Under the Americans with Disabilities Act, or ADA, only dogs and in some cases miniature horses can be considered service animals, and those must perform specific tasks to aid people with disabilities – such as guiding the blind, alerting the hard of hearing, pulling a wheelchair, retrieving objects or interrupting impulsive or destructive behaviors.
But the law also says a business owner or employee can ask only two questions of the person: Is the dog (or miniature horse) a service animal required because of a disability, and what work or task has the dog been trained to perform? You can’t ask for documentation, require that the animal demonstrate its service or ask about the nature of the person’s disability.
Further, there’s no universally recognized vest the animals wear nor central agency to certify their training.
And that, says Kevin Fritz, a Chicago attorney on ADA public accommodations, can make matters fuzzy.
“Every time an animal is deemed to have some health benefit, people become more imaginative in their claims,” he says. “And it becomes even more confusing because individual states can have broader definitions than the federal law in allowing other species to be service animals.”
Florida follows the federal law, limiting service animals to dogs and miniature horses, and Fritz says it’s one of the few states to crack down on abuses, at least for those who get caught.
Earlier this year, legislators made it a second-degree misdemeanor to misrepresent yourself as disabled in order to bring your animal into a public facility or business. Punishment is a $500 fine, up to 60 days in jail and 30 hours of community service for an organization that serves people with real disabilities.
That wins the approval of guys such as P.J. Suss, a 26-year-old Orange County resident who breeds and sells snakes, specializing in ball pythons.
“Ever since I was a kid, I’ve loved all kinds of animals,” says the former zoology major. “I feel a kind of kinship with all species. But the last thing we need is some idiot who brings a snake into a restaurant. We have enough trouble with our public image.”
And as much as Suss enjoys watching TV with one of his more docile pythons in his lap, he doesn’t see snakes in a service role.
“I have customers who tell me their snakes are ‘just like a dog,’ but I don’t buy it,” he says. “They do have individual personalities, but most of their brain is devoted to just surviving. You may be attached to them, but I don’t see them becoming emotionally connected to you.”
That’s not to say a snake – or a range of other creatures – can’t provide comfort or emotional support. It just means they don’t have the same rights as service animals.
“Much of our relationship with animals is our projection anyway,” says Alan Beck, director of the Center for the Human-Animal Bond at Purdue University. “You believe that your golden retriever is listening to you, and you interpret this as love. We humans are social animals, and we need social support.”

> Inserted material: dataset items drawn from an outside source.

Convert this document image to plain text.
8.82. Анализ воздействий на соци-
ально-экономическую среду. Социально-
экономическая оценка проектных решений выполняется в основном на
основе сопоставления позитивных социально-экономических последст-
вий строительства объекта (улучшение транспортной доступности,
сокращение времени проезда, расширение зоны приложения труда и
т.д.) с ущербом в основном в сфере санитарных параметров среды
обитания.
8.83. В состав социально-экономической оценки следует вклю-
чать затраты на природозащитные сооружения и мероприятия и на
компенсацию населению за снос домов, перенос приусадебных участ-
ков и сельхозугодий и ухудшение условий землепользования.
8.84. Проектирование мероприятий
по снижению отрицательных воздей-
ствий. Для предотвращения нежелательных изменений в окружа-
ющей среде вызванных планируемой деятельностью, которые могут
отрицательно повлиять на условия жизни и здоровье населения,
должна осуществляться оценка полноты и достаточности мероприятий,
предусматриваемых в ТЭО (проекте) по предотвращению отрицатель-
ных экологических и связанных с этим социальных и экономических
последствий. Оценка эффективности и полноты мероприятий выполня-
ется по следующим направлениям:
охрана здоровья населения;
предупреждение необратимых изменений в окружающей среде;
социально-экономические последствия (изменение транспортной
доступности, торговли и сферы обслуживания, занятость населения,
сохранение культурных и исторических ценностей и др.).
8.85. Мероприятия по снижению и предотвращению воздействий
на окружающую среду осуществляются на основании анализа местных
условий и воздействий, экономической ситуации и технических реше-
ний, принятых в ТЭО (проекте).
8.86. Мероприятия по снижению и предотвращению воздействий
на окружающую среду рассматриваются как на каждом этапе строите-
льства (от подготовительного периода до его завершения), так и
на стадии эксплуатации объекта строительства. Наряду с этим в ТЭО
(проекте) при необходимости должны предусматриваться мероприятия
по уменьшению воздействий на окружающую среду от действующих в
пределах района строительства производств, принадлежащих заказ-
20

Emotional-support animals – also called therapy animals or comfort animals – do have limited legal standing.
According to Pet Partners, a 40-year-old national nonprofit for owners of therapy animals, such pets must be prescribed by a licensed mental-health professional for a person with a mental illness and can only accompany their owners in public areas with permission from the facility’s owners or managers. But they can live in apartments, regardless of a “no pets” policy.
“Any animal has the potential to be therapeutic,” says Marrinson, the veterinarian. “From a neurochemical standpoint, attachment is attachment. When it comes to the neurological response of caring for another creature or getting some attention back, I’m not sure it matters if it’s a dog or a rat or an iguana. We love them, and we totally grieve for them when they die.”